Além do congelamento dos salários dos servidores públicos até final de 2021, vinculado ao auxílio financeiro a estados e municípios para combater os efeitos da Pandemia pelos Projetos de Lei Complementar (PLPs) 149/2019 e 39/2020 aprovados pelo senado na primeira semana de maio de 2020. Para ver maiores desdobramentos destas medidas, ver o texto de Maria Malta e Jaime Leon “Lá vem o Brasil descendo a ladeira: são os trabalhadores que pagarão pela pandemia”. Um outro elemento econômico importante para pensarmos a qualidade de vida da classe trabalhadora é a questão cambial, o cenário de desvalorização cambial do real frente ao dólar que ocorre desde 2019, pode levar à compressão da capacidade de consumo dos trabalhadores, já que impacta no preço de vários bens de consumo, tais como os derivados de trigo, medicamentos, entre outros. A atuação do governo em proteger os setores financeiros no contexto da pandemia não foi nada vacilante, o Banco Central do Brasil (BCB) atua continuamente no mercado de câmbio e juros, para dar suporte à especulação financeira.
Além disso, como uma das medidas de combate à crise ligada à pandemia, o BCB está autorizado a atuar de diversas maneiras a proteger o setor financeiro. Com o que até agora foi oficialmente anunciado, o governo já garantiu mais de R$ 1,216 trilhão ao mercado financeiro. A chamada PEC do “Orçamento de Guerra”, Proposta de Emenda Constitucional 10/2020 de 03 de abril de 2020 que, dentre outras medidas, dá poderes virtualmente ilimitados para o BCB comprar ativos públicos e privados em mercados locais e internacionais. Ações que revelam o real perfil de atuação dos grupos ultraliberais no poder, uma defesa de Estado mínimo para o trabalho, máximo para o capital. A tendência é que os próximos momentos sejam bastante duros para a economia brasileira, em especial, para a classe trabalhadora, com piora das condições de vida e de trabalho, com agravamento da recessão econômica, dados os processos de perdas de direitos trabalhistas e ampliação da vulnerabilidade, em um cenário de redução da atividade econômica.

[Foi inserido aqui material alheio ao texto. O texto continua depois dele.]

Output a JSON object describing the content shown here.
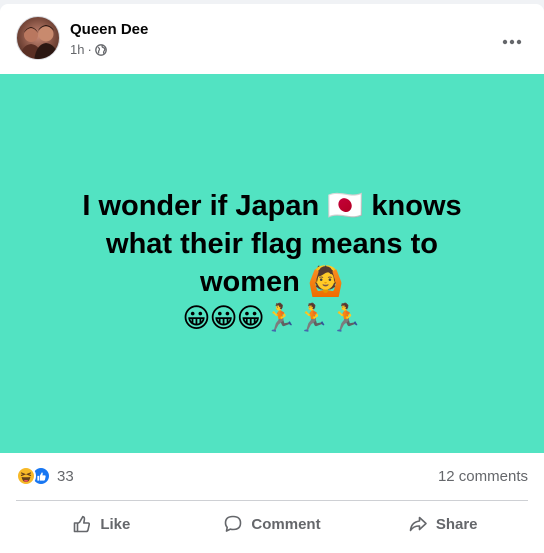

Aproveitando uma das muitas indigestas frases daquele que atualmente ocupa a cadeira da presidência da república, essa “gripezinha” que acomete a economia brasileira, que de gripe não tem nada, muito menos “zinha”, tende a ser devastadora, neste já fragilizado sistema econômico.

(*) Professora do Departamento de Ciências Econômicas e Exatas (DCEEX) do Instituto Três Rios (ITR) da Universidade Federal Rural do Rio de Janeiro (UFRRJ). Pesquisadora do Laboratório de Estudos Marxistas (LEMA/IE- UFRJ) e do Coletivo Marxista da Rural (MAR – UFRRJ).